So began what became a series of “musical barns.” We tried them in the sheep barn first, but they were a bit too rough for our elderly sheep. We tried mingling them with several of our established goat groups, but they were butting heads. As the “new guys,” they were the often bullied. We watched on like nervous parents.
We decided it was best to give Taylor and Reiman space to themselves for the winter where they could be fully relaxed and continue feeling more at ease at the sanctuary. They began letting their guard down and would run and play in our presence, leaping from the boulders in their pasture and headbutting each other as goats love to do.

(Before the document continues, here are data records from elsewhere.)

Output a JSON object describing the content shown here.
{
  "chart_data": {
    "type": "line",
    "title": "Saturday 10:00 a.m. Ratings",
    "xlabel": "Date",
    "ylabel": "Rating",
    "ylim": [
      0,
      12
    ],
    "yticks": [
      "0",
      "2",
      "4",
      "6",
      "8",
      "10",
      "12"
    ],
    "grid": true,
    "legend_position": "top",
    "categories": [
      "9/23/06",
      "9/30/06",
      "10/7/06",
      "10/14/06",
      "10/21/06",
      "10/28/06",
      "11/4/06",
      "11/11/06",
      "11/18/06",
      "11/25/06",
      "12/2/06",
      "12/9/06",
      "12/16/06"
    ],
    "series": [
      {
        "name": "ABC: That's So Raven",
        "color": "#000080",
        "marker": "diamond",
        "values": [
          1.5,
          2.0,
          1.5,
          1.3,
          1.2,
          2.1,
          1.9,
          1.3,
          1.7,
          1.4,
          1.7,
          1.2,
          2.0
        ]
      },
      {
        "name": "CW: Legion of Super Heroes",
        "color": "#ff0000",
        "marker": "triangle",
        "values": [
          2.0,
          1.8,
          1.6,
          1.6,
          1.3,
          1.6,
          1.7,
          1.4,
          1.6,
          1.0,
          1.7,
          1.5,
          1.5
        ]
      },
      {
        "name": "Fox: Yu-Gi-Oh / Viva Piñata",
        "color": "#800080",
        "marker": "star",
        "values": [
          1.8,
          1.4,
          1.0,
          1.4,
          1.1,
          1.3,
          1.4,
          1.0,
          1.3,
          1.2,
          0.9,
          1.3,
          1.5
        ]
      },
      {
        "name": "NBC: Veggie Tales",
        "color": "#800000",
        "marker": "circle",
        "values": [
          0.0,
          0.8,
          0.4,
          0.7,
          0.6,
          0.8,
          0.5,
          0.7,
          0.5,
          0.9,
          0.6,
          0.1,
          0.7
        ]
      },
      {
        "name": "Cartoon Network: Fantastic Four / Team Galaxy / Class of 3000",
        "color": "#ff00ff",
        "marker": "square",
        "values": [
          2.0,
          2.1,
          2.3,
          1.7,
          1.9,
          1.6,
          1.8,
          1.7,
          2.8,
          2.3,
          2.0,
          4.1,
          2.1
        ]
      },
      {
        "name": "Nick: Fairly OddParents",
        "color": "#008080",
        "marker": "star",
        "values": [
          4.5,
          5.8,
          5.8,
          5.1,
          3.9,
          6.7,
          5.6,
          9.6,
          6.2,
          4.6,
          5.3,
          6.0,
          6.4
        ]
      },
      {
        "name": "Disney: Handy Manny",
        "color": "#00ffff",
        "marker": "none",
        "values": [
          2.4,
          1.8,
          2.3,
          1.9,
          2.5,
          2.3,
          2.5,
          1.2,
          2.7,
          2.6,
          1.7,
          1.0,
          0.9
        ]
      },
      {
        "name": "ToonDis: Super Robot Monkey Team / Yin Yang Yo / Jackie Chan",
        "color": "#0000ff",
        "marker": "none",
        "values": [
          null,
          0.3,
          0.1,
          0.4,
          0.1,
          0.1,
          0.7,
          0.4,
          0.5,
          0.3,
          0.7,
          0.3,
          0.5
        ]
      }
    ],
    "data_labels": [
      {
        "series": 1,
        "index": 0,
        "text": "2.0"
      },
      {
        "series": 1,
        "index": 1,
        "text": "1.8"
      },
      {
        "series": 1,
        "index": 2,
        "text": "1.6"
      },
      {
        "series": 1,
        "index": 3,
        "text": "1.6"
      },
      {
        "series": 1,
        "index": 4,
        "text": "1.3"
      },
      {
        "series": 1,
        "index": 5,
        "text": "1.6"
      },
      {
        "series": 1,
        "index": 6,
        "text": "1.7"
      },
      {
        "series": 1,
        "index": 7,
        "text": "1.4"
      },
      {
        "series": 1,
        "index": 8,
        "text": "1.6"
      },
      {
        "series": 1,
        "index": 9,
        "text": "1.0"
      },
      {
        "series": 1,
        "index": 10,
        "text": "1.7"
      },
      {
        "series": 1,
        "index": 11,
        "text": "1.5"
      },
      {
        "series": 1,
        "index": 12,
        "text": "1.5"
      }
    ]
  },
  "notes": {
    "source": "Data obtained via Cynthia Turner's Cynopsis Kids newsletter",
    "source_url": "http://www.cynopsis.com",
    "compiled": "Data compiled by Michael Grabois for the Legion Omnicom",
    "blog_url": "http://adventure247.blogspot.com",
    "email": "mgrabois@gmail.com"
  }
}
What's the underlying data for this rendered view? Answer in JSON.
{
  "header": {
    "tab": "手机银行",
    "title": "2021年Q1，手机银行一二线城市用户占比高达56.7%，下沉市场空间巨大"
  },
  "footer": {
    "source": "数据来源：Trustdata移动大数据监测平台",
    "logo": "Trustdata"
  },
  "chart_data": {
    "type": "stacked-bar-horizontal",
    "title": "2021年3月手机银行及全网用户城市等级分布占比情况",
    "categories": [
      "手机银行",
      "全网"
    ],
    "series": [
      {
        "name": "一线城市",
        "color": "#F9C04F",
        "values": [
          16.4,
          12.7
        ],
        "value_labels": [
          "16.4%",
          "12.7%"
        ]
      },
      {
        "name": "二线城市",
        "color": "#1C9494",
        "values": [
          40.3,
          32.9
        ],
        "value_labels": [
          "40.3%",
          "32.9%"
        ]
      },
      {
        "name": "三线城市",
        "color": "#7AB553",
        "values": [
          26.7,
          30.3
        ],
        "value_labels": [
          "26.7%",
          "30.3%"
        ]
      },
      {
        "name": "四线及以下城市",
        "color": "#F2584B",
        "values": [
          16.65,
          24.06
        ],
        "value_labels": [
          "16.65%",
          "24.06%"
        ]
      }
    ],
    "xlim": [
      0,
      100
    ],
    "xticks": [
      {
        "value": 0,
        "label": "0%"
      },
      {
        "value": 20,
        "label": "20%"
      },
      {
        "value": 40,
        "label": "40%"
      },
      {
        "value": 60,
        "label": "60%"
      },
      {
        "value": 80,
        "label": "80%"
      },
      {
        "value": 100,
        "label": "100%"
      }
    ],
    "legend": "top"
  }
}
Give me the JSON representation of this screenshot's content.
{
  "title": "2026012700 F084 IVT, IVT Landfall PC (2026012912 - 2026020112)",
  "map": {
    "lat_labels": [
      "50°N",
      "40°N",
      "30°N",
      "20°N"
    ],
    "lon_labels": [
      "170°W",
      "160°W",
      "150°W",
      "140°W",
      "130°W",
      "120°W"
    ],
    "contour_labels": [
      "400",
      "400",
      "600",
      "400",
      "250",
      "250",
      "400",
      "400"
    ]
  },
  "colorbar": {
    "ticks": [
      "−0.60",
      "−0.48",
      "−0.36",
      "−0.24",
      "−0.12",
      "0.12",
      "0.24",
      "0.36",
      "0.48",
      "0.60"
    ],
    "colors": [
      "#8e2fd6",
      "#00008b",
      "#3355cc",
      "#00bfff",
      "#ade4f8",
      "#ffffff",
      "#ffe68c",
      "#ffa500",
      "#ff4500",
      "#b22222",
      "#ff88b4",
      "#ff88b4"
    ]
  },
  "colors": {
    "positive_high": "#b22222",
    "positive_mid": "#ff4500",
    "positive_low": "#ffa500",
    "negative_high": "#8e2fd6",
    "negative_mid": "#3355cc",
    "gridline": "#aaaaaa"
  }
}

Come springtime, it was time to try them out with a group again. First, we revisited the sheep barn, where Taylor and Reiman once again displayed their Houdini-like escapist skills; we soon spotted them running around with a herd of goats! No matter what we tried—placing hay bales against the gates, and even replacing our gates with new ones—they always found a way to slip through and explore new horizons. So, we decided to honor their wishes and moved them into the goatherd, nicknamed “Roger’s group,” permanently.
Much to our befuddlement, however, they continued escaping—spending some days with one herd of goats, some days with a different herd, and some days with the sheep! The once shy pair have become the curious socialites of Farm Sanctuary.
The boys have grown so comfortable here that they often venture out alone; gone are the days where they spent every moment together. They remain bonded and prefer each other’s company best, but they will also explore on their own accord; it’s not unusual to find Taylor in one pasture, and Reiman in another! When in the sheep barn, Reiman now approaches people on tours, and cries out for attention if the petting stops.